Nun nähert sich das erwartete Sportboot, ein kleiner Katamaran.
Wir bekommen die Anweisung, in die Schleuse zu fahren und an der Backbordseite am zweiten Schwimmpoller festzumachen.
„Danke! Diese Ansage war wenigstens hilfreich.“
Dann liegt der Kat auch schon hinter uns und eine sehr sanfte Schleusung beginnt, für die ich mich hinterher extra bedanke.
„Bitte! Hat ja auch wunderbar geklappt diesmal,“ bekomme ich zur Antwort.
Tja, woran das wohl gelegen hat?
Wir tuckern vorsichtig um die Käsestange herum und werden von einem Motorbootbesitzer am anvisierten Steg eingewiesen. Er und seine Frau sind ganz erstaunt, dass Herr Kruse heute Abend noch extra zu uns kommen will. Doch der kommt tatsächlich wie versprochen und outet sich als der Vereinsvorsitzende.

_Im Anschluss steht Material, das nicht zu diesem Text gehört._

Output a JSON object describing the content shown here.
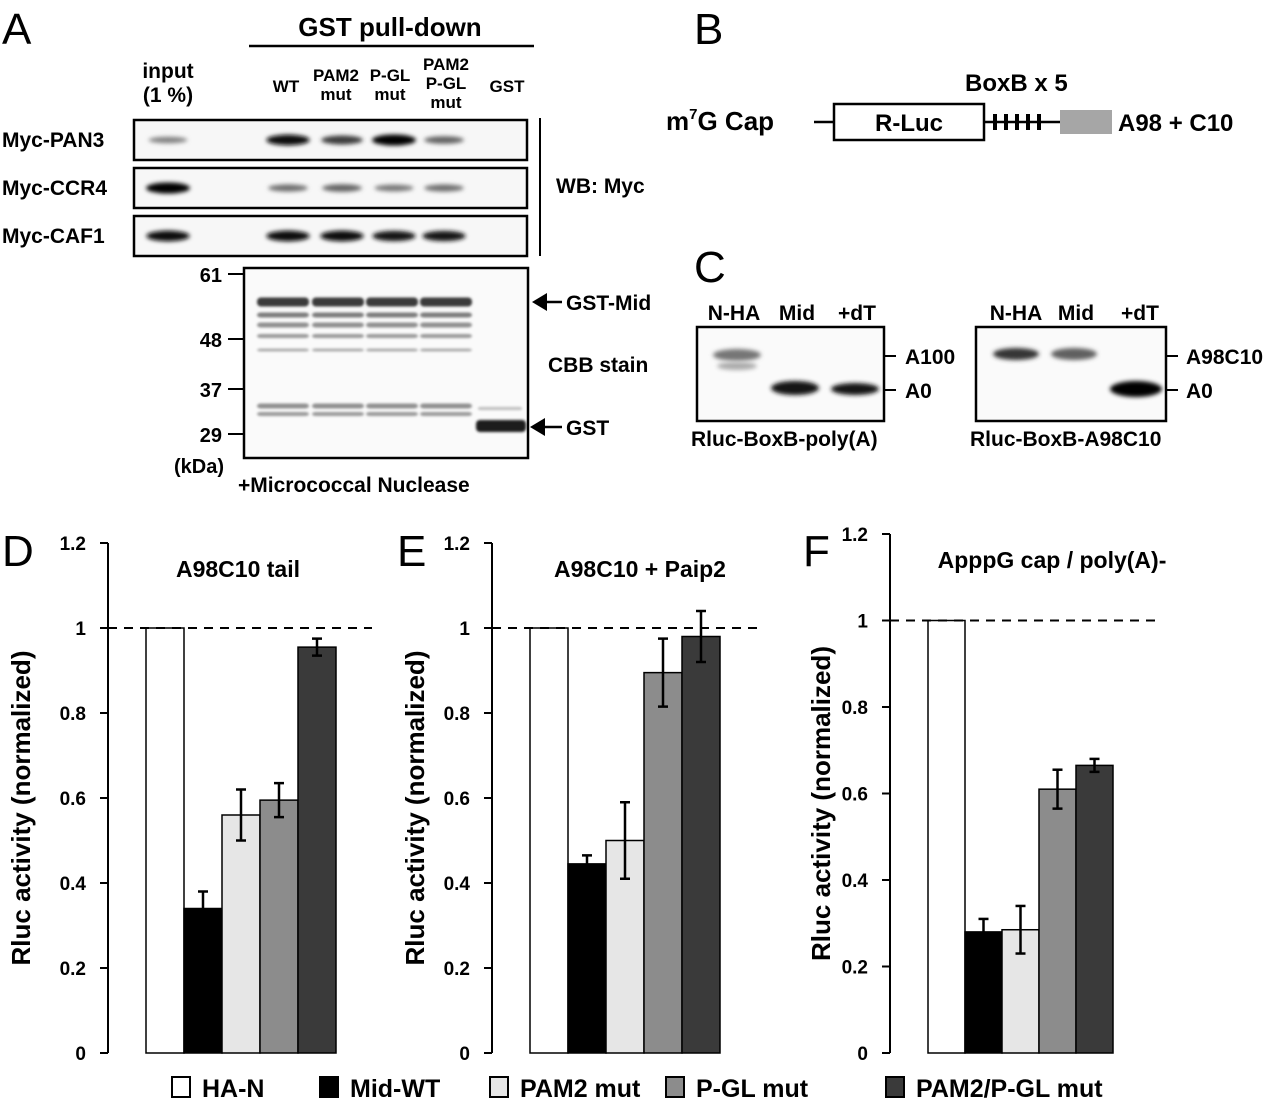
{
  "panel_letters": {
    "A": "A",
    "B": "B",
    "C": "C",
    "D": "D",
    "E": "E",
    "F": "F"
  },
  "panelA": {
    "pulldown_header": "GST pull-down",
    "input_label_1": "input",
    "input_label_2": "(1 %)",
    "lane_labels": [
      {
        "l1": "WT"
      },
      {
        "l1": "PAM2",
        "l2": "mut"
      },
      {
        "l1": "P-GL",
        "l2": "mut"
      },
      {
        "l1": "PAM2",
        "l2": "P-GL",
        "l3": "mut"
      },
      {
        "l1": "GST"
      }
    ],
    "blot_rows": [
      {
        "label": "Myc-PAN3",
        "bands": [
          0.35,
          0,
          0.95,
          0.7,
          1.0,
          0.5,
          0
        ]
      },
      {
        "label": "Myc-CCR4",
        "bands": [
          1.0,
          0,
          0.45,
          0.5,
          0.4,
          0.45,
          0
        ]
      },
      {
        "label": "Myc-CAF1",
        "bands": [
          0.95,
          0,
          0.95,
          0.95,
          0.9,
          0.9,
          0
        ]
      }
    ],
    "wb_label": "WB: Myc",
    "mw_markers": [
      "61",
      "48",
      "37",
      "29"
    ],
    "kda": "(kDa)",
    "gst_mid": "GST-Mid",
    "cbb": "CBB stain",
    "gst": "GST",
    "nuclease": "+Micrococcal Nuclease"
  },
  "panelB": {
    "boxb": "BoxB x 5",
    "cap_m": "m",
    "cap_sup": "7",
    "cap_rest": "G Cap",
    "rluc": "R-Luc",
    "tail": "A98 + C10"
  },
  "panelC": {
    "gel1": {
      "lanes": [
        "N-HA",
        "Mid",
        "+dT"
      ],
      "marker_top": "A100",
      "marker_bottom": "A0",
      "caption": "Rluc-BoxB-poly(A)"
    },
    "gel2": {
      "lanes": [
        "N-HA",
        "Mid",
        "+dT"
      ],
      "marker_top": "A98C10",
      "marker_bottom": "A0",
      "caption": "Rluc-BoxB-A98C10"
    }
  },
  "legend": [
    "HA-N",
    "Mid-WT",
    "PAM2 mut",
    "P-GL mut",
    "PAM2/P-GL mut"
  ],
  "colors": {
    "HA-N": "#ffffff",
    "Mid-WT": "#000000",
    "PAM2 mut": "#e6e6e6",
    "P-GL mut": "#8c8c8c",
    "PAM2/P-GL mut": "#3a3a3a"
  },
  "chart_data": [
    {
      "type": "bar",
      "title": "A98C10 tail",
      "ylabel": "Rluc activity (normalized)",
      "ylim": [
        0,
        1.2
      ],
      "yticks": [
        "0",
        "0.2",
        "0.4",
        "0.6",
        "0.8",
        "1",
        "1.2"
      ],
      "categories": [
        "HA-N",
        "Mid-WT",
        "PAM2 mut",
        "P-GL mut",
        "PAM2/P-GL mut"
      ],
      "values": [
        1.0,
        0.34,
        0.56,
        0.595,
        0.955
      ],
      "errors": [
        0,
        0.04,
        0.06,
        0.04,
        0.02
      ],
      "reference_line": 1
    },
    {
      "type": "bar",
      "title": "A98C10 + Paip2",
      "ylabel": "Rluc activity (normalized)",
      "ylim": [
        0,
        1.2
      ],
      "yticks": [
        "0",
        "0.2",
        "0.4",
        "0.6",
        "0.8",
        "1",
        "1.2"
      ],
      "categories": [
        "HA-N",
        "Mid-WT",
        "PAM2 mut",
        "P-GL mut",
        "PAM2/P-GL mut"
      ],
      "values": [
        1.0,
        0.445,
        0.5,
        0.895,
        0.98
      ],
      "errors": [
        0,
        0.02,
        0.09,
        0.08,
        0.06
      ],
      "reference_line": 1
    },
    {
      "type": "bar",
      "title": "ApppG cap / poly(A)-",
      "ylabel": "Rluc activity (normalized)",
      "ylim": [
        0,
        1.2
      ],
      "yticks": [
        "0",
        "0.2",
        "0.4",
        "0.6",
        "0.8",
        "1",
        "1.2"
      ],
      "categories": [
        "HA-N",
        "Mid-WT",
        "PAM2 mut",
        "P-GL mut",
        "PAM2/P-GL mut"
      ],
      "values": [
        1.0,
        0.28,
        0.285,
        0.61,
        0.665
      ],
      "errors": [
        0,
        0.03,
        0.055,
        0.045,
        0.015
      ],
      "reference_line": 1
    }
  ]
}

Im stillen, klaren Hafenwasser kann man jetzt verschwommen erkennen, dass etwas am Propeller ist, was da nicht hingehört.

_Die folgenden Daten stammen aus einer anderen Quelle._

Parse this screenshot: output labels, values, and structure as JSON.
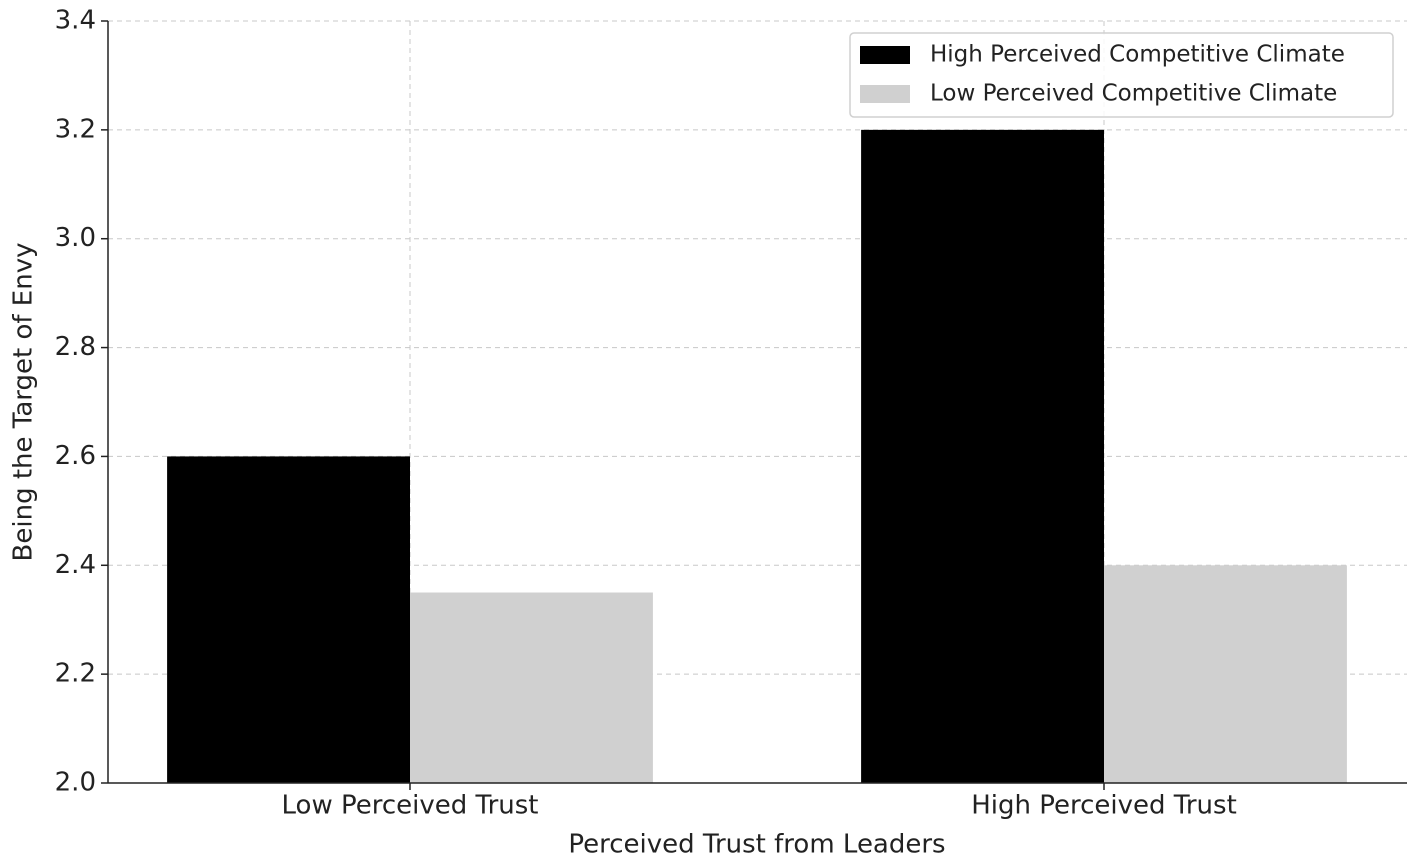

Herr Kruse schlägt vor, beim AMC Castrop-Rauxel auf der gegenüberliegenden Kanalseite einen Krantermin zu vereinbaren, denn bei den herrschenden Wassertemperaturen zu tauchen sei der Gesundheit nicht zuträglich.
Am nächsten Morgen geht es in Schleichfahrt zum gegenüberliegenden Verein. Herr Kruse steht schon im Blaumann parat und hilft beim Kranen.

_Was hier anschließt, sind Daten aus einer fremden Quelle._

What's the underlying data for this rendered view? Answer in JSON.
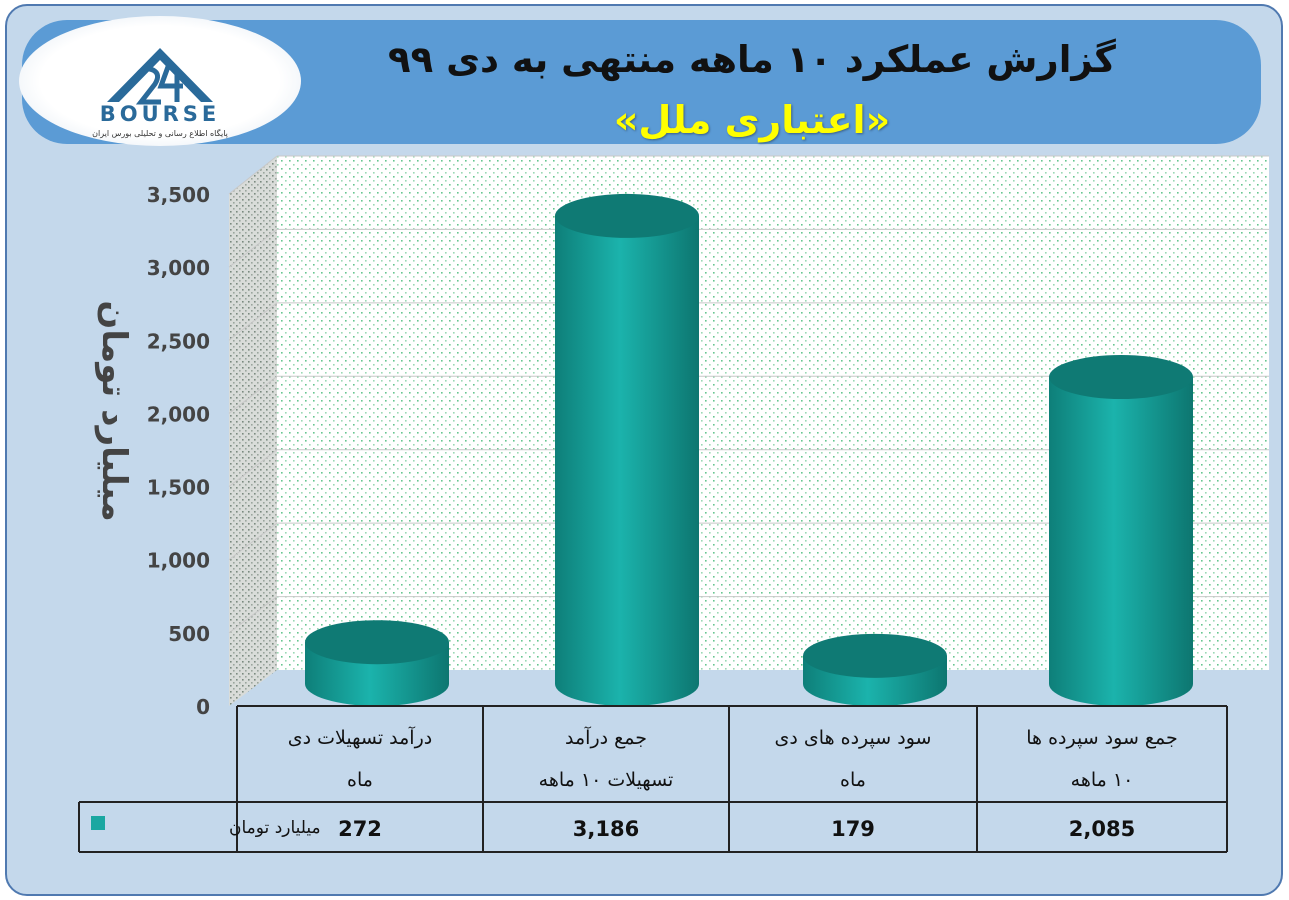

Große Erleichterung! Ein dickes, buntes Leinenknäuel hatte sich um die Schraube gewickelt, ohne Schaden anzurichten.
Wir beschließen, nicht mehr zu unserem alten Platz zurückzufahren, sondern die nächste Nacht im AMC Castrop-Rauxel zu verbringen. Beide Vereine haben sehr schöne Sanitäranlagen und fordern ähnliche Hafengebühren: Ein Euro pro Schiffsmeter zuzüglich Strom- und Wasserpauschale. Das Kranen hat übrigens nur 108 Euro gekostet!
Doch von hier aus können wir den 2 1/2 km entfernten Lidl-Supermarkt zu Fuß erreichen und abends im Gasthaus „Yachthafen“ frische Pfifferlinge mit Rahmsoße und Semmelknödeln genießen.
Am nächsten Morgen geht es gut gelaunt weiter.
Der Grund: Sonne, blauer Himmel, angenehm milde Luft, kein Problem mit der Schraube und keine Schleuse in Sicht!
Und wenn doch:
Wir sind jetzt auf dem Scheitelpunkt unserer Kanalstrecke angelangt und müssen bis zur Elbe „nur noch“ talwärts, sozusagen im „Schmusegang“ schleusen.